CalPERS worse than Goldman Sachs
The hearing on the SB919 pension-reform bill is ending without a vote, because the committee lost its quorum, but it seems unlikely this is going to pass after hearing comments by committee Democrats. But Gov. Schwarzenegger’s pension adviser David Crane’s comments on behalf of pension reform were amazingly tough and on point and easily debunked the besides-the-point comments by Sen. Lou Correa, the Santa Ana Democrat who is trying to have it both ways, and by Denise Ducheny, the Chula Vista Democrat who can’t hide her hostility to the proposal. Her comments all come right out of the union playbook.
Speaking about CalPERS’ 1999 pension-increasing proposal, Crane argued, “It’s nothing short of astonishing that the CalPERS Proposal, which promoted the largest non-voter approved debt issuance in California history, was not accompanied by disclosures of risks or conflicts of interest.

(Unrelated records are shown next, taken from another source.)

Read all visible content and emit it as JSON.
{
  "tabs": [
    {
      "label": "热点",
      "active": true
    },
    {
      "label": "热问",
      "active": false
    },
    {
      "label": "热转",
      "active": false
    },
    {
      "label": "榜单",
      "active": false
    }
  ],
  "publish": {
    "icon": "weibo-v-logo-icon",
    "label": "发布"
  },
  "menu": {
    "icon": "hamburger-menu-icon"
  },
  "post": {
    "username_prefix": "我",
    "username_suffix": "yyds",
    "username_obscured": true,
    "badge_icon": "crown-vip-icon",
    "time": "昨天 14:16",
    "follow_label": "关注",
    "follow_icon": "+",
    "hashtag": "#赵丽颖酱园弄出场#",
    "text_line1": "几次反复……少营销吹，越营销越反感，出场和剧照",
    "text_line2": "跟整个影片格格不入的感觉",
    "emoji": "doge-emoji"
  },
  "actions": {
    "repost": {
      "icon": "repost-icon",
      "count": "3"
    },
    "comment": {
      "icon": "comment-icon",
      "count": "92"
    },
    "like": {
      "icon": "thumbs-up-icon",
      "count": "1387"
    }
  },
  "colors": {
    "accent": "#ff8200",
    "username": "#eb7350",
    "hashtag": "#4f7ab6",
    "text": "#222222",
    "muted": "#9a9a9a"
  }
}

Frankly I’ve never seen anything like the CalPERS sales document, which makes even Goldman Sachs’s alleged non-disclosure look like child’s play.”
And this:
“I have a special word for my fellow Democrats: One cannot both be a progressive and be opposed to pension reform. The math is irrefutable that the losers from excessive and unfunded pensions are precisely the programs progressive Democrats tend to applaud. Those programs are being driven out of existence by rising pension costs.”
The Dems clearly don’t want pension reform. They certainly aren’t going to go against the public sector unions. This issue will indeed be handled through an initiative.